BULBOSPINAL AND INTRASPINAL THYROTROPIN-RELEASING-HORMONE SYSTEMS - MODULATION OF SPINAL-CORD PAIN TRANSMISSION

Recent research indicates that pain processing by spinal nociceptive neurons is modulated by: 1) descending bulbospinal pathways originating in the rostral ventral medulla (RVM) and 2) short intraspinal peptide systems located in the dorsal horn. Immunohistochemical studies have identified both bulbospinal and intraspinal thyrotropin releasing hormone (TRH) systems, however, the role of these two TRH systems in pain modulation has not been defined. The purpose of the present study was to explore the role of the bulbospinal and intraspinal TRH systems in pain modulation.
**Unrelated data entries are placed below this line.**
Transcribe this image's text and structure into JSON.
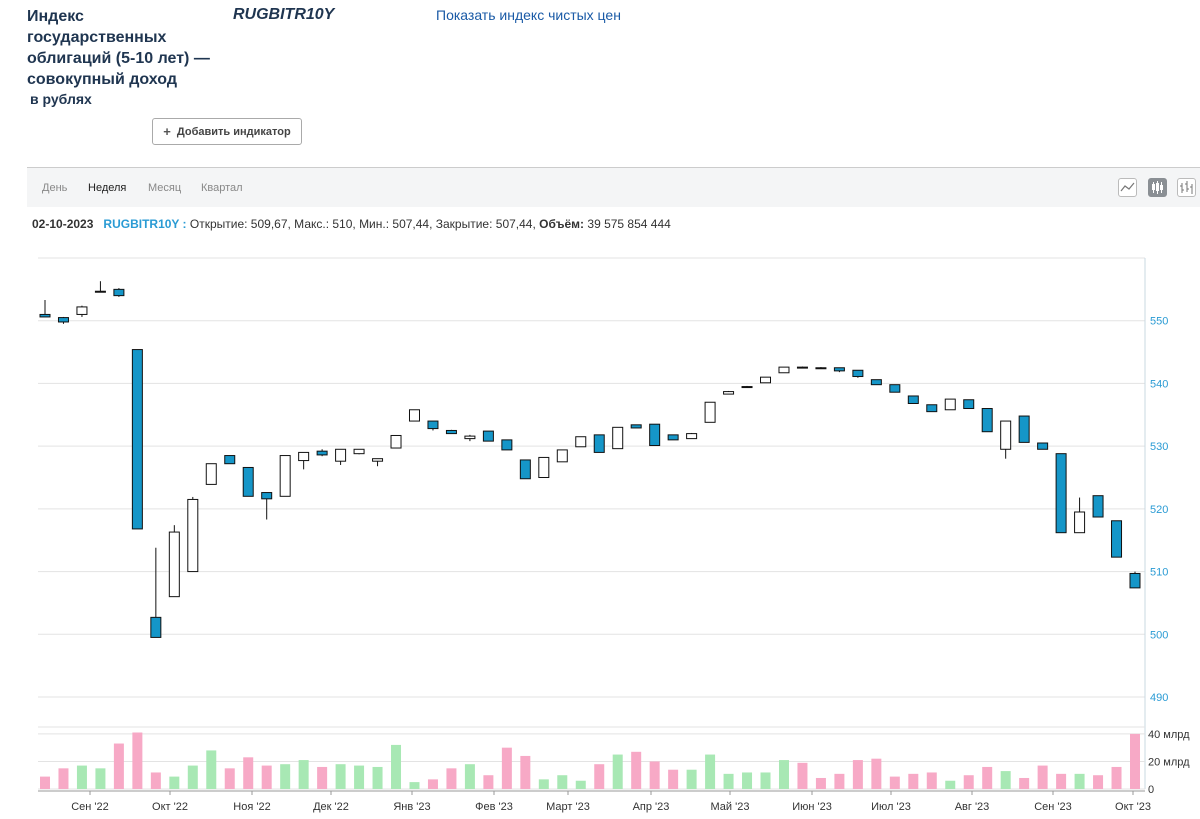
{
  "header": {
    "title": "Индекс государственных облигаций (5-10 лет) — совокупный доход",
    "subtitle": "в рублях",
    "ticker": "RUGBITR10Y",
    "clean_price_link": "Показать индекс чистых цен",
    "add_indicator_label": "Добавить индикатор",
    "add_indicator_icon": "plus-icon"
  },
  "toolbar": {
    "tabs": [
      "День",
      "Неделя",
      "Месяц",
      "Квартал"
    ],
    "active_tab": "Неделя",
    "icons": [
      "line-chart-icon",
      "candlestick-icon",
      "ohlc-bars-icon"
    ]
  },
  "info_bar": {
    "date": "02-10-2023",
    "symbol": "RUGBITR10Y :",
    "ohlc_text": "Открытие: 509,67, Макс.: 510, Мин.: 507,44, Закрытие: 507,44,",
    "volume_label": "Объём:",
    "volume_value": "39 575 854 444"
  },
  "colors": {
    "down": "#1596c8",
    "up": "#ffffff",
    "vol_up": "#a8e8b4",
    "vol_down": "#f7a9c6",
    "axis_text": "#2a9bd4",
    "grid": "#e3e3e3"
  },
  "chart_data": {
    "type": "candlestick",
    "title": "",
    "price_ylim": [
      490,
      560
    ],
    "price_ticks": [
      490,
      500,
      510,
      520,
      530,
      540,
      550
    ],
    "volume_ticks": [
      "0",
      "20 млрд",
      "40 млрд"
    ],
    "volume_unit": "млрд",
    "x_tick_labels": [
      "Сен '22",
      "Окт '22",
      "Ноя '22",
      "Дек '22",
      "Янв '23",
      "Фев '23",
      "Март '23",
      "Апр '23",
      "Май '23",
      "Июн '23",
      "Июл '23",
      "Авг '23",
      "Сен '23",
      "Окт '23"
    ],
    "candles": [
      {
        "o": 551.0,
        "h": 553.3,
        "l": 550.6,
        "c": 550.6,
        "v": 9
      },
      {
        "o": 550.5,
        "h": 550.6,
        "l": 549.5,
        "c": 549.8,
        "v": 15
      },
      {
        "o": 551.0,
        "h": 552.4,
        "l": 550.6,
        "c": 552.2,
        "v": 17
      },
      {
        "o": 554.6,
        "h": 556.3,
        "l": 554.6,
        "c": 554.7,
        "v": 15
      },
      {
        "o": 555.0,
        "h": 555.2,
        "l": 553.8,
        "c": 554.0,
        "v": 33
      },
      {
        "o": 545.4,
        "h": 545.4,
        "l": 516.8,
        "c": 516.8,
        "v": 41
      },
      {
        "o": 502.7,
        "h": 513.8,
        "l": 499.5,
        "c": 499.5,
        "v": 12
      },
      {
        "o": 506.0,
        "h": 517.4,
        "l": 506.0,
        "c": 516.3,
        "v": 9
      },
      {
        "o": 510.0,
        "h": 521.9,
        "l": 510.0,
        "c": 521.5,
        "v": 17
      },
      {
        "o": 523.9,
        "h": 527.2,
        "l": 523.9,
        "c": 527.2,
        "v": 28
      },
      {
        "o": 528.5,
        "h": 528.5,
        "l": 527.2,
        "c": 527.2,
        "v": 15
      },
      {
        "o": 526.6,
        "h": 526.6,
        "l": 522.0,
        "c": 522.0,
        "v": 23
      },
      {
        "o": 522.6,
        "h": 522.6,
        "l": 518.3,
        "c": 521.6,
        "v": 17
      },
      {
        "o": 522.0,
        "h": 528.5,
        "l": 522.0,
        "c": 528.5,
        "v": 18
      },
      {
        "o": 527.7,
        "h": 529.0,
        "l": 526.3,
        "c": 529.0,
        "v": 21
      },
      {
        "o": 529.2,
        "h": 529.5,
        "l": 528.4,
        "c": 528.6,
        "v": 16
      },
      {
        "o": 527.6,
        "h": 529.5,
        "l": 527.0,
        "c": 529.5,
        "v": 18
      },
      {
        "o": 528.8,
        "h": 529.5,
        "l": 528.7,
        "c": 529.5,
        "v": 17
      },
      {
        "o": 527.6,
        "h": 528.0,
        "l": 526.8,
        "c": 528.0,
        "v": 16
      },
      {
        "o": 529.7,
        "h": 531.7,
        "l": 529.7,
        "c": 531.7,
        "v": 32
      },
      {
        "o": 534.0,
        "h": 535.8,
        "l": 534.0,
        "c": 535.8,
        "v": 5
      },
      {
        "o": 534.0,
        "h": 534.0,
        "l": 532.5,
        "c": 532.8,
        "v": 7
      },
      {
        "o": 532.5,
        "h": 532.6,
        "l": 532.0,
        "c": 532.0,
        "v": 15
      },
      {
        "o": 531.2,
        "h": 531.8,
        "l": 530.8,
        "c": 531.6,
        "v": 18
      },
      {
        "o": 532.4,
        "h": 532.4,
        "l": 530.8,
        "c": 530.8,
        "v": 10
      },
      {
        "o": 531.0,
        "h": 531.0,
        "l": 529.4,
        "c": 529.4,
        "v": 30
      },
      {
        "o": 527.8,
        "h": 527.8,
        "l": 524.8,
        "c": 524.8,
        "v": 24
      },
      {
        "o": 525.0,
        "h": 528.2,
        "l": 525.0,
        "c": 528.2,
        "v": 7
      },
      {
        "o": 527.5,
        "h": 529.4,
        "l": 527.5,
        "c": 529.4,
        "v": 10
      },
      {
        "o": 529.9,
        "h": 531.5,
        "l": 529.9,
        "c": 531.5,
        "v": 6
      },
      {
        "o": 531.8,
        "h": 531.8,
        "l": 529.0,
        "c": 529.0,
        "v": 18
      },
      {
        "o": 529.6,
        "h": 533.0,
        "l": 529.6,
        "c": 533.0,
        "v": 25
      },
      {
        "o": 533.4,
        "h": 533.4,
        "l": 532.9,
        "c": 532.9,
        "v": 27
      },
      {
        "o": 533.5,
        "h": 533.5,
        "l": 530.1,
        "c": 530.1,
        "v": 20
      },
      {
        "o": 531.8,
        "h": 531.8,
        "l": 531.0,
        "c": 531.0,
        "v": 14
      },
      {
        "o": 531.2,
        "h": 532.1,
        "l": 531.2,
        "c": 532.0,
        "v": 14
      },
      {
        "o": 533.8,
        "h": 537.0,
        "l": 533.8,
        "c": 537.0,
        "v": 25
      },
      {
        "o": 538.3,
        "h": 538.8,
        "l": 538.3,
        "c": 538.7,
        "v": 11
      },
      {
        "o": 539.4,
        "h": 539.6,
        "l": 539.3,
        "c": 539.5,
        "v": 12
      },
      {
        "o": 540.1,
        "h": 541.0,
        "l": 540.1,
        "c": 541.0,
        "v": 12
      },
      {
        "o": 541.7,
        "h": 542.6,
        "l": 541.7,
        "c": 542.6,
        "v": 21
      },
      {
        "o": 542.6,
        "h": 542.7,
        "l": 542.4,
        "c": 542.5,
        "v": 19
      },
      {
        "o": 542.5,
        "h": 542.6,
        "l": 542.4,
        "c": 542.4,
        "v": 8
      },
      {
        "o": 542.5,
        "h": 542.5,
        "l": 541.8,
        "c": 542.0,
        "v": 11
      },
      {
        "o": 542.1,
        "h": 542.1,
        "l": 540.9,
        "c": 541.1,
        "v": 21
      },
      {
        "o": 540.6,
        "h": 540.6,
        "l": 539.8,
        "c": 539.8,
        "v": 22
      },
      {
        "o": 539.8,
        "h": 539.8,
        "l": 538.6,
        "c": 538.6,
        "v": 9
      },
      {
        "o": 538.0,
        "h": 538.0,
        "l": 536.8,
        "c": 536.8,
        "v": 11
      },
      {
        "o": 536.6,
        "h": 536.6,
        "l": 535.5,
        "c": 535.5,
        "v": 12
      },
      {
        "o": 535.8,
        "h": 537.5,
        "l": 535.8,
        "c": 537.5,
        "v": 6
      },
      {
        "o": 537.4,
        "h": 537.4,
        "l": 536.0,
        "c": 536.0,
        "v": 10
      },
      {
        "o": 536.0,
        "h": 536.0,
        "l": 532.3,
        "c": 532.3,
        "v": 16
      },
      {
        "o": 529.5,
        "h": 534.0,
        "l": 528.0,
        "c": 534.0,
        "v": 13
      },
      {
        "o": 534.8,
        "h": 534.8,
        "l": 530.6,
        "c": 530.6,
        "v": 8
      },
      {
        "o": 530.5,
        "h": 530.5,
        "l": 529.5,
        "c": 529.5,
        "v": 17
      },
      {
        "o": 528.8,
        "h": 528.8,
        "l": 516.2,
        "c": 516.2,
        "v": 11
      },
      {
        "o": 516.2,
        "h": 521.8,
        "l": 516.2,
        "c": 519.5,
        "v": 11
      },
      {
        "o": 522.1,
        "h": 522.1,
        "l": 518.7,
        "c": 518.7,
        "v": 10
      },
      {
        "o": 518.1,
        "h": 518.1,
        "l": 512.3,
        "c": 512.3,
        "v": 16
      },
      {
        "o": 509.7,
        "h": 510.0,
        "l": 507.4,
        "c": 507.4,
        "v": 40
      }
    ]
  }
}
Three TRH mediated neural network were examined in electrophysiologic experiments; each model predicting specific testable outcomes. Model A represented a direct TRH projection from RVM to spinal cord. This model predicted that the effect of RVM stimulation and TRH micropressure administration on dorsal horn unit activity would be in the same direction, either both inhibitory effects or both excitatory. Of 44 dorsal horn units inhibited by RVM stimulation, 82% were excited by TRH, therefore, Model A was rejected. Model B interposed an intraspinal neuron between the bulbospinal TRH projection and the dorsal horn nociceptive unit. This model predicted that desensitization of spinal TRH receptor systems should block the effect of RVM stimulation on dorsal horn neuron. In TRH desenisitization experiments, no attenuation or blockade of RVM stimulation was observed, therefore, the effect of RVM stimulation did not appear mediated by TRH and Model B was rejected. Model C, which described an intraspinal TRH system facilitating pain transmission was supported by several lines of evidence including: 1) prominent increase in unit activity after TRH micropressure application and 2) the ability of TRH to magnify the effect of noxious stimulation on unit activity while having little or no effect on baseline firing rate. It is concluded that TRH interneurons may either directly or indirectly, via modulation of transmitter release from primary afferents, facilitate pain transmission in spinal cord while the modulation of pain transmission by the bulbospinal TRH system could not be clearly demonstrated under the present experimental conditions. © 1990.